Twenty years ago, the Welsh rock band Stereophonics released their debut album Word Gets Around to praise and good sales in the UK. Since then, they’ve experienced a few lineup changes, made several world tours, and released nine additional albums–six of which hit number one on the UK charts. While they haven’t quite replicated this level of success in America, they still have a decent-sized following in the United States. All and all, they’ve enjoyed a good level of success over the course of their twenty-plus years as a band. Rather than create another compilation album to celebrate their twentieth anniversary (their first being the successful Decade in the Sun), the band decided to release their tenth album to commemorate the occasion: Scream Above the Sounds.
Scream Above the Sounds is an album about experience and not letting fear win, both on large and small scales. The album opens with “Caught by the Wind,” a song that was inspired by the terrorist attacks on Paris in 2015. The anthemic track is about not missing out because you’re scared that something is going to happen–after all, anything could happen at any time. The bright track edges a little close to inspirational clichės, but has an important message regardless.
In addition to fear, the album warns listeners not to let all of the noise and nonsense that we deal with on a day-to-day basis distract us from participating in life around us. In an interview with Rolling Stone, Jones says,
There is a lot of intrusion, and young people have to deal with this stuff every day. We all do. And I think people sometimes we forget to celebrate the small things – lying on a roof and looking up at the sky, or whatever it might be. I try to paint pictures that make people realize there’s more to life than the constant intrusion we’re living through, really.
The song that really exemplifies this idea is “All in One Night,” a narrative song that gives Scream Above the Sounds its name. This smooth, melodic track provides a narrative in which two people meet one night and end up sharing an experience that changes the course of both of their lives.
Several other songs create snapshots of other experiences to focus on. The haunting “What’s All the Fuss About?” is a detailed account of feelings and observations one experiences during an emotional reunion, while the classic rock-inspired “Cryin’ in Your Beer” pokes fun at a not-so-great night at a carnival. These songs make another important point: these experiences don’t last forever–good or bad, they all come to an end eventually.
For Jones, Scream Above the Sounds is also a retrospective on life, taking a look at times both before and after he was famous. “Before Anyone Knew Our Name” is a particularly personal song for him, as it serves as a tribute to their friend and former drummer Stuart Cable, who passed away seven years ago. “I don’t know where that song came from – one day it just came out that way and it was literally pages and pages of words and I just sat down at the piano and they unraveled…Almost one of those ones where you’re not sure you want to put it on the album,” Jones explained to Rolling Stone. The song explores the sense of possibility they all had when they were first starting out and had the whole world in front of them. The stripped-down guitar ballad “Boy on a Bike” reflects on how free Jones used to feel flying through the streets on his bike to show that growing up has made him more cautious over the years–maybe too cautious. Both of these tracks make it seem as if Jones is watching his past self as a Christmas Carol-style observer.

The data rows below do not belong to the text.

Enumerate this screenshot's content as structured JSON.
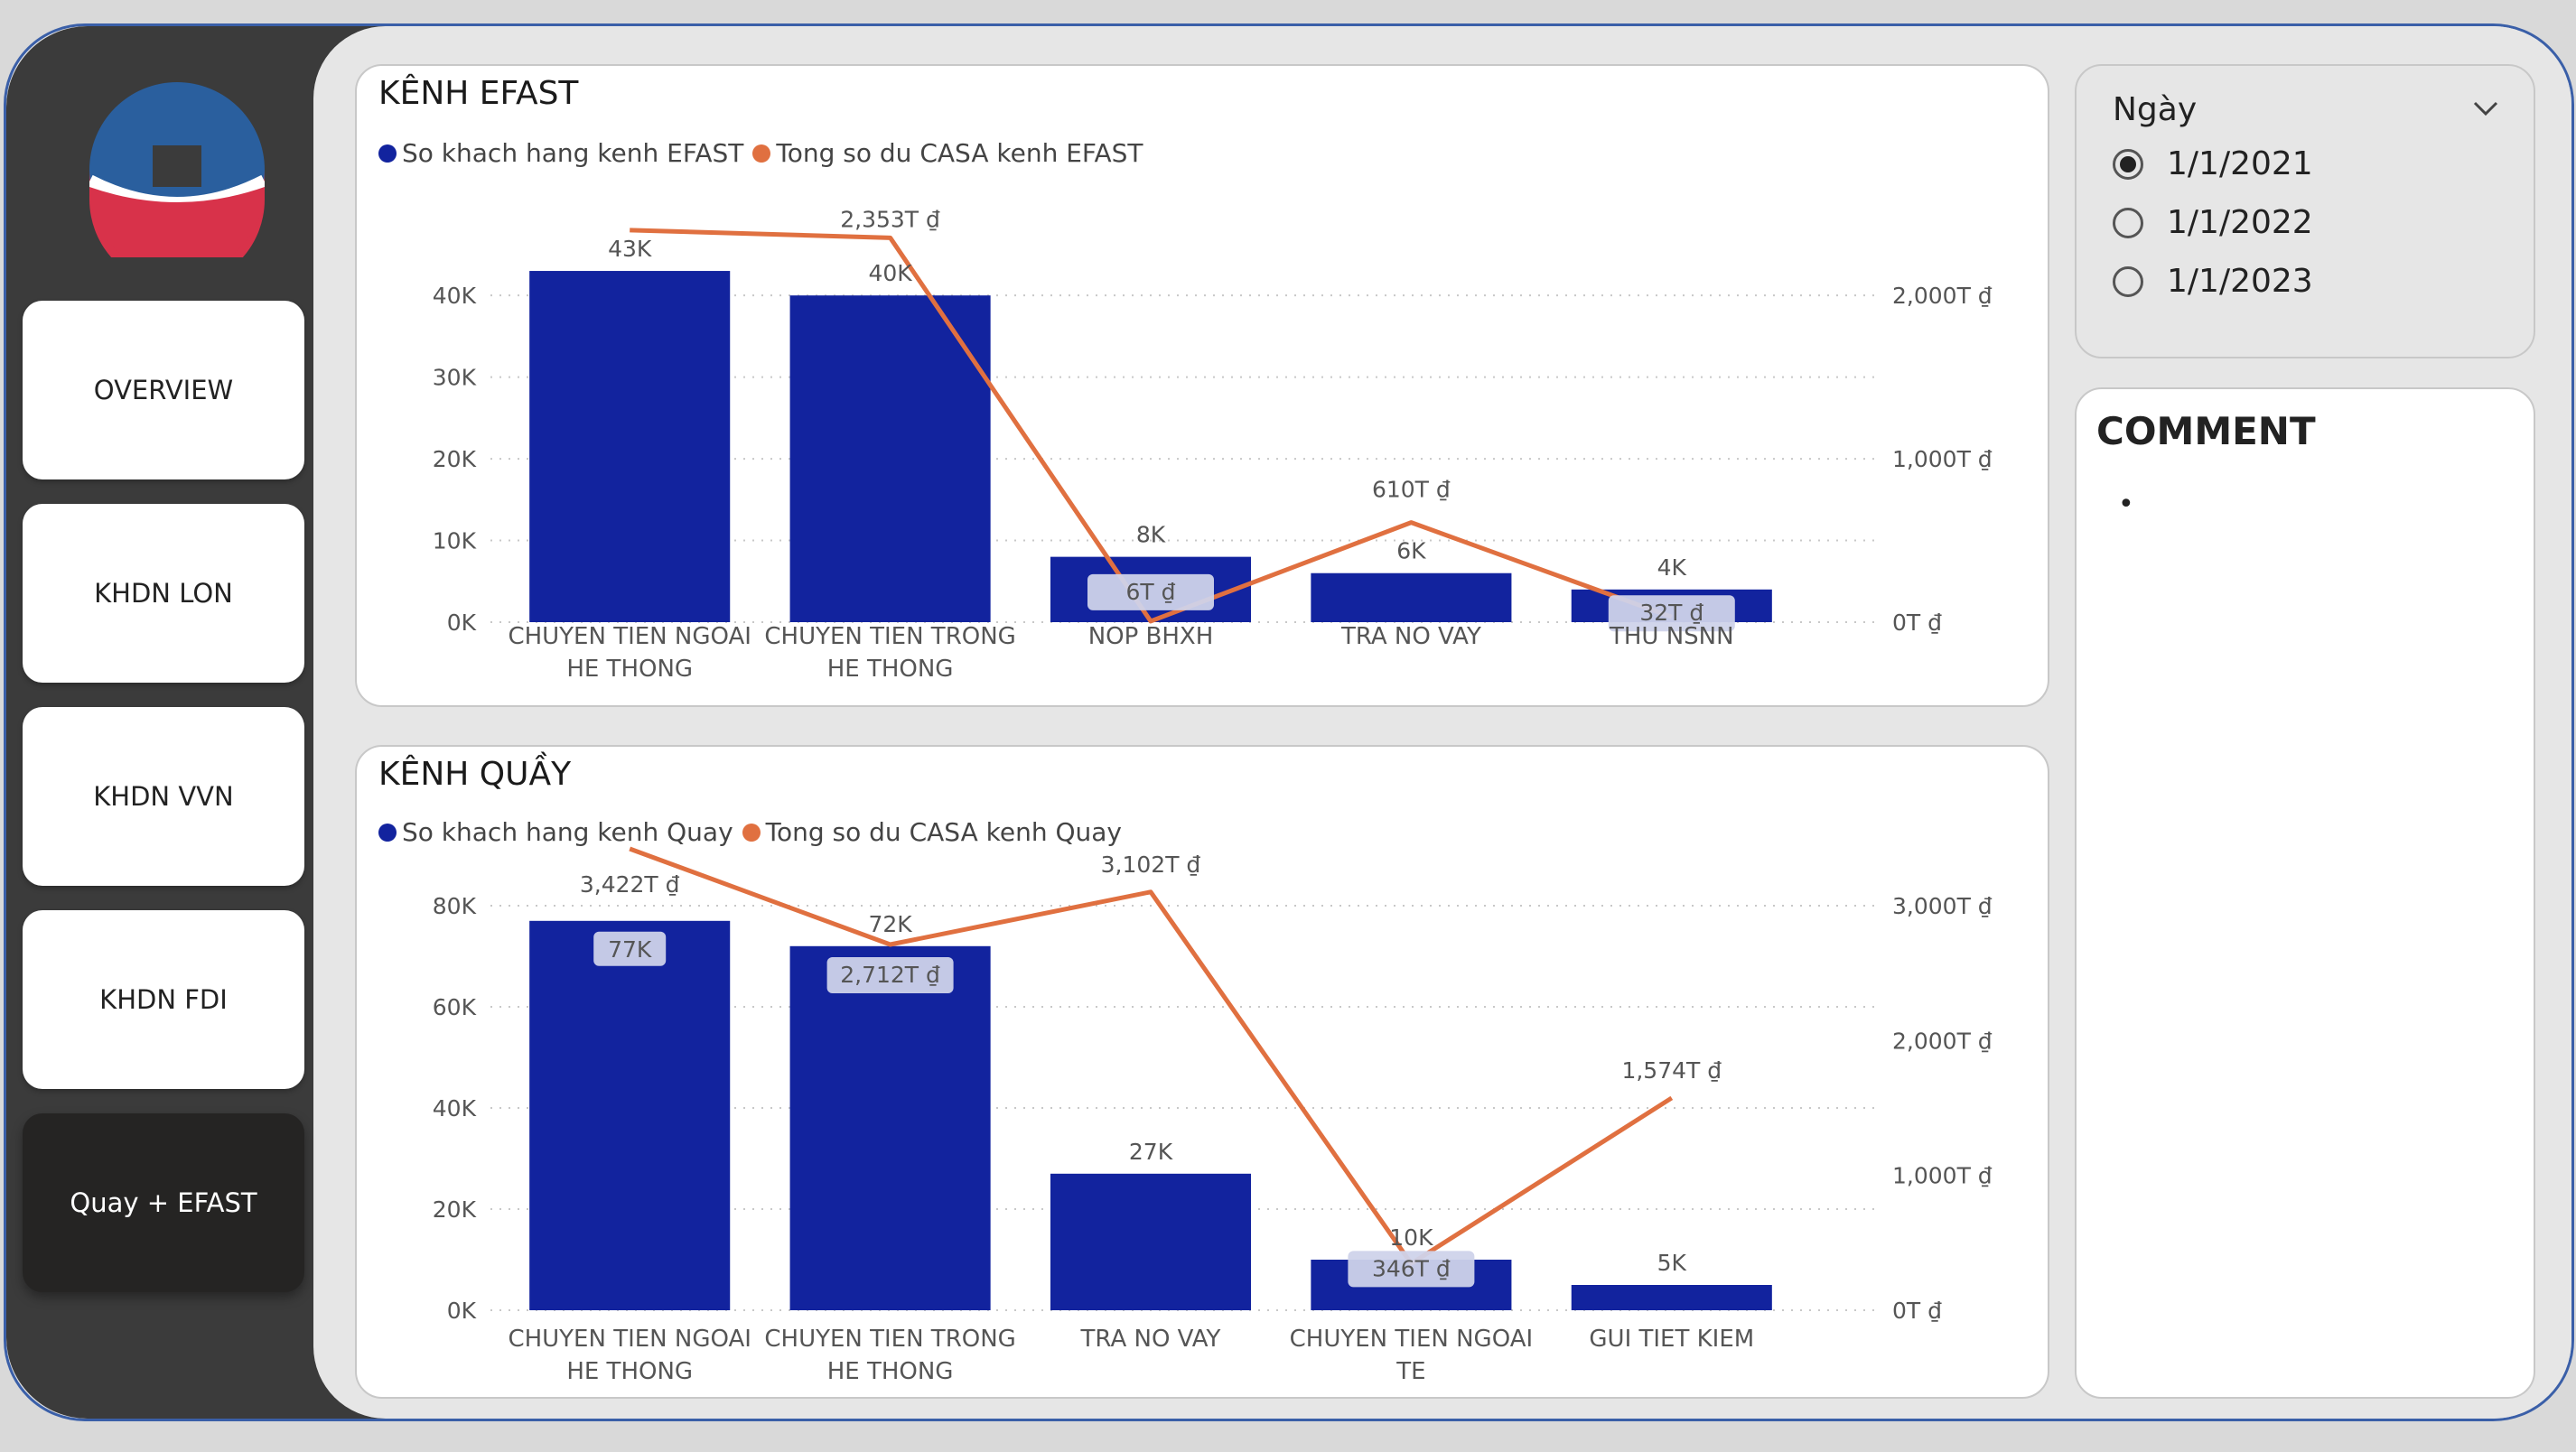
{
  "nav": {
    "items": [
      {
        "label": "OVERVIEW",
        "active": false
      },
      {
        "label": "KHDN LON",
        "active": false
      },
      {
        "label": "KHDN VVN",
        "active": false
      },
      {
        "label": "KHDN FDI",
        "active": false
      },
      {
        "label": "Quay + EFAST",
        "active": true
      }
    ]
  },
  "colors": {
    "bar": "#12239e",
    "line": "#e07040",
    "sidebar": "#3b3b3b",
    "logo_blue": "#2a5f9e",
    "logo_red": "#d8324a"
  },
  "panels": {
    "efast": {
      "title": "KÊNH EFAST",
      "legend": [
        "So khach hang kenh EFAST",
        "Tong so du CASA kenh EFAST"
      ]
    },
    "quay": {
      "title": "KÊNH QUẦY",
      "legend": [
        "So khach hang kenh Quay",
        "Tong so du CASA kenh Quay"
      ]
    }
  },
  "chart_data": [
    {
      "type": "bar",
      "title": "KÊNH EFAST",
      "categories": [
        "CHUYEN TIEN NGOAI|HE THONG",
        "CHUYEN TIEN TRONG|HE THONG",
        "NOP BHXH",
        "TRA NO VAY",
        "THU NSNN"
      ],
      "series": [
        {
          "name": "So khach hang kenh EFAST",
          "type": "bar",
          "axis": "left",
          "values": [
            43000,
            40000,
            8000,
            6000,
            4000
          ],
          "labels": [
            "43K",
            "40K",
            "8K",
            "6K",
            "4K"
          ]
        },
        {
          "name": "Tong so du CASA kenh EFAST",
          "type": "line",
          "axis": "right",
          "values": [
            2400,
            2353,
            6,
            610,
            32
          ],
          "labels": [
            "",
            "2,353T ₫",
            "6T ₫",
            "610T ₫",
            "32T ₫"
          ]
        }
      ],
      "y_left": {
        "ticks": [
          "0K",
          "10K",
          "20K",
          "30K",
          "40K"
        ],
        "tick_values": [
          0,
          10000,
          20000,
          30000,
          40000
        ],
        "ylim": [
          0,
          44000
        ]
      },
      "y_right": {
        "ticks": [
          "0T ₫",
          "1,000T ₫",
          "2,000T ₫"
        ],
        "tick_values": [
          0,
          1000,
          2000
        ],
        "ylim": [
          0,
          2200
        ]
      },
      "grid": true,
      "legend": "top-left"
    },
    {
      "type": "bar",
      "title": "KÊNH QUẦY",
      "categories": [
        "CHUYEN TIEN NGOAI|HE THONG",
        "CHUYEN TIEN TRONG|HE THONG",
        "TRA NO VAY",
        "CHUYEN TIEN NGOAI|TE",
        "GUI TIET KIEM"
      ],
      "series": [
        {
          "name": "So khach hang kenh Quay",
          "type": "bar",
          "axis": "left",
          "values": [
            77000,
            72000,
            27000,
            10000,
            5000
          ],
          "labels": [
            "77K",
            "72K",
            "27K",
            "10K",
            "5K"
          ]
        },
        {
          "name": "Tong so du CASA kenh Quay",
          "type": "line",
          "axis": "right",
          "values": [
            3422,
            2712,
            3102,
            346,
            1574
          ],
          "labels": [
            "3,422T ₫",
            "2,712T ₫",
            "3,102T ₫",
            "346T ₫",
            "1,574T ₫"
          ]
        }
      ],
      "y_left": {
        "ticks": [
          "0K",
          "20K",
          "40K",
          "60K",
          "80K"
        ],
        "tick_values": [
          0,
          20000,
          40000,
          60000,
          80000
        ],
        "ylim": [
          0,
          80000
        ]
      },
      "y_right": {
        "ticks": [
          "0T ₫",
          "1,000T ₫",
          "2,000T ₫",
          "3,000T ₫"
        ],
        "tick_values": [
          0,
          1000,
          2000,
          3000
        ],
        "ylim": [
          0,
          3000
        ]
      },
      "grid": true,
      "legend": "top-left"
    }
  ],
  "slicer": {
    "title": "Ngày",
    "options": [
      {
        "label": "1/1/2021",
        "selected": true
      },
      {
        "label": "1/1/2022",
        "selected": false
      },
      {
        "label": "1/1/2023",
        "selected": false
      }
    ]
  },
  "comment": {
    "title": "COMMENT",
    "bullet": "•"
  }
}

Throughout the album, Stereophonics touch on the sounds they’re known for; you can hear their classic rock-style guitar strengths in “Chances Are” and the New Wave touches on the love song “Taken a Tumble.” However, there’s also a bit of experimentation happening on this album as well. Songs like the haunting “What’s All the Fuss About?” and the action-packed “Geronimo” use a big brass sound, introducing some new instrumentation into their repertoire. Album closer “Elevators” uses country guitar and keys to create an unexpected end to the album.
Scream Above the Sounds has a little bit for everyone, something that means individual songs don’t necessarily stand out. Overall the listening experience is great, but it might be difficult to pick a favorite track from this surprisingly short album. Regardless, Scream Above the Sounds is a solid addition to the Stereophonics discography and a worthy celebration of their twenty-plus years together as a band.